Jejak Perawat yang Retak, Tak Seperti Yang Dibayangkan


Literasi Perawat - Seiring perkembangan teknologi informasi dan komunikasi, beberapa tahun terakhir keluhan perawat dan calon perawat semakin kencang dibicarakan di jejaring social, di antaranya facebook, telegram, instagram, twitter dan beberapa jejaring social lainya. Keluhan yang di sampaikan lewat jejaring social tersebut merupakan bentuk keretekan dalam dunia keperawatan  yang dinikmati begitu saja tanpa sebuah jeda untuk interupsi dan melihat kembali lalu bertanya. Apakah perjalanan rekam jejak perawat sudah berjalan sebagaimana mestinya? 

Jejak perawat yang retak mungkin seperti yang disinyalir oleh Antony Diggens sebagai profesi yang tunggang-langgang. Rekaman jejak-jejak perjalanan karir perawat sering kita sepelekan dan di anggap lumrah  dan biasa, namun sebenarnya hal tersebut bukanlah hal yang biasa melainkan memiliki dampak yang sangat hebat.

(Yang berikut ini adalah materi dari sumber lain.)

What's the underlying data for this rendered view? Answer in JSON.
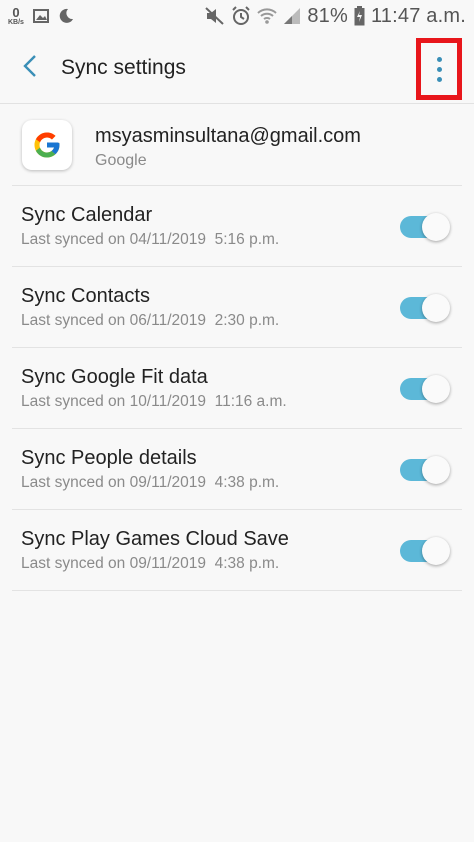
{
  "status_bar": {
    "data_speed_value": "0",
    "data_speed_unit": "KB/s",
    "battery": "81%",
    "time": "11:47 a.m.",
    "icons": [
      "image-icon",
      "moon-icon",
      "mute-icon",
      "alarm-icon",
      "wifi-icon",
      "signal-icon",
      "battery-icon"
    ]
  },
  "app_bar": {
    "title": "Sync settings",
    "back_icon": "chevron-left-icon",
    "menu_icon": "more-vert-icon"
  },
  "account": {
    "email": "msyasminsultana@gmail.com",
    "type": "Google"
  },
  "sync_items": [
    {
      "title": "Sync Calendar",
      "subtitle": "Last synced on 04/11/2019  5:16 p.m.",
      "enabled": true
    },
    {
      "title": "Sync Contacts",
      "subtitle": "Last synced on 06/11/2019  2:30 p.m.",
      "enabled": true
    },
    {
      "title": "Sync Google Fit data",
      "subtitle": "Last synced on 10/11/2019  11:16 a.m.",
      "enabled": true
    },
    {
      "title": "Sync People details",
      "subtitle": "Last synced on 09/11/2019  4:38 p.m.",
      "enabled": true
    },
    {
      "title": "Sync Play Games Cloud Save",
      "subtitle": "Last synced on 09/11/2019  4:38 p.m.",
      "enabled": true
    }
  ],
  "colors": {
    "accent": "#5cb8d8",
    "highlight_box": "#e8161b",
    "background": "#f8f8f8"
  }
}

Ada banyak keretakan yang menjadi keluhan perawat di Indonesia  seperti: Gaji  yang rendah, realitas pekerjaan yang tidak sesuai dengan fungsi dan tanggung jawab perawat, prosedur Ujian Kompetensi yang mengutamakan aspek kognitif, dan masih banyak keluhan lainnya yang tidak bisa penulis sebutkan satu persatu.

Gaji Yang Rendah

Perawat masih dijadikan warga kelas dua dinegeri sendiri dengan bukti masih banyaknya tenaga perawat yang menjalani tenaga Honorer bahkan tenaga sukarela yang  sesuka mereka menggaji. Silahkan  Check fakta ini di Sarana pelayanan kesehatan. Masih saja menjalani praktek – praktek berbentuk perbudakan modern (modern slavery) ini jelas melanggar konstitusi, amanat UU No.13 tahun 2003 dan KepMenakerTrans No.100 tahun 2004 melarang untuk melakukan tindakan kontrak/honor atau bahkan PHL ( Pekerja Harian Lepas ). Praktek-praktek ini masih banyak menimpa para perawat Indonesia karena lemahnya posisi tawar (bargaining position).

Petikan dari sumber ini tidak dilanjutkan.